Every parameter in the model has its own learning rate, and this learning rate needs to be tuned, so a gradient graph is required. To simulate a larger batch size using gradient accumulation, I used the following code, but I think it is wrong because the memory requirements are extremely high:

for xb,yb in data.train_dl:
            ypred = model(xb)
            loss = loss_fn(ypred,yb)
            if not grads:    
                grads = torch.autograd.grad(loss, model.parameters(), create_graph=True)
            else:
                grads = [grads[i] + torch.autograd.grad(loss, model.parameters(), create_graph=True)[i] for i in range(len(grads))]

I think this code is creating a separate gradient graph for every minibatch. If I pass create_graph=True for the first call to autograd.grad and only retain_graph=True for the subsequent calls, will it work or is there a better way?

Also, the behaviour of loss.backward() and autograd.grad seems to be different wrt to retain_graph. The backward() function can be called multiple times even without retain_graph=True, but autograd.grad can only be called once.
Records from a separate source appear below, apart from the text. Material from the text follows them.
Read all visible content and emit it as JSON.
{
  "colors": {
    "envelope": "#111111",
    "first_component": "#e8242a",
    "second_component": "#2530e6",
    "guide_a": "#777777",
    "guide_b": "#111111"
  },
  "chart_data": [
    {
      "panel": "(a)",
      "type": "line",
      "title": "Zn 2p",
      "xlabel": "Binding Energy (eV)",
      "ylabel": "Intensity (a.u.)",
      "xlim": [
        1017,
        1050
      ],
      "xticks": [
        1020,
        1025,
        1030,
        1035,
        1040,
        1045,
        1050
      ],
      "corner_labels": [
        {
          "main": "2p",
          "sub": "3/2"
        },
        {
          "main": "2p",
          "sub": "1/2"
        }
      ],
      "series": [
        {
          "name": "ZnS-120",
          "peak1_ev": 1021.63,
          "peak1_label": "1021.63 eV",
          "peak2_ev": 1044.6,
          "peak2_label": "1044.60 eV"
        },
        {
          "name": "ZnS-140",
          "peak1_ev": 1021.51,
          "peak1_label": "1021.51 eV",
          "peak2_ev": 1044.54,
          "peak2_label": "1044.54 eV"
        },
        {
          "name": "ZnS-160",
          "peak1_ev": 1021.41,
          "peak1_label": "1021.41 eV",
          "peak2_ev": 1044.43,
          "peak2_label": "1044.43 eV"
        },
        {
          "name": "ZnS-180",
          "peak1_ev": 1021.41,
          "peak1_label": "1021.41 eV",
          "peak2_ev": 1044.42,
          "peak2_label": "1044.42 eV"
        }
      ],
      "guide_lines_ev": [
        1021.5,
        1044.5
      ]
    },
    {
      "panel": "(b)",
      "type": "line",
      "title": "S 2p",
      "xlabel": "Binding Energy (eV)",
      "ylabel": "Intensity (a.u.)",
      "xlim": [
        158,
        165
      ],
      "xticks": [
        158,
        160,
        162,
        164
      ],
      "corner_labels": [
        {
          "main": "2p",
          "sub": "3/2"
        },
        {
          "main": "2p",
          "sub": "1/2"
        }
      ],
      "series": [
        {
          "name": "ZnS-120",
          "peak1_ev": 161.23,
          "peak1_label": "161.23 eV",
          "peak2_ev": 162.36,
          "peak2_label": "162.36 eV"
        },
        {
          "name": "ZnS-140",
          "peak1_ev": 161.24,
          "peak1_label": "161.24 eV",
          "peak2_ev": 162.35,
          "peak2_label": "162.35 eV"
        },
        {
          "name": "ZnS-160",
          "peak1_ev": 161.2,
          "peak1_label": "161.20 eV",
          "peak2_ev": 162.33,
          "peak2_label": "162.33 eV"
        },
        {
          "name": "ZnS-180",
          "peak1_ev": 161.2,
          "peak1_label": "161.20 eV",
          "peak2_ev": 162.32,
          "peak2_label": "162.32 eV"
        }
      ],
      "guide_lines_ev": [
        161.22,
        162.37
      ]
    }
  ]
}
For example, this code works when executed multiple times:

outputs = model(inputs)
loss = loss_fn(outputs,labels)
loss.backward()

But this code works only once:

outputs = model(inputs)
loss = loss_fn(outputs,labels)
grads = torch.autograd.grad(loss,model.parameters())

backward() is also much faster than autograd.grad()

Hobo92 · November 6, 2023, 3:54pm

Hi, I also met the same issue. Setting create_graph=True is usually used for calculating second derivative. I found that if I set create_graph=True for each batch, the memory usage will soon expire. This indicates that this will create separate graphs for each batch. If you want to prevent this and only set create_graph=True for the first batch but set retrain_graph=True for the following batches (in this way, create_graph=False), the second derivative will be wrong because it only calculates the second derivative using the first batch of data.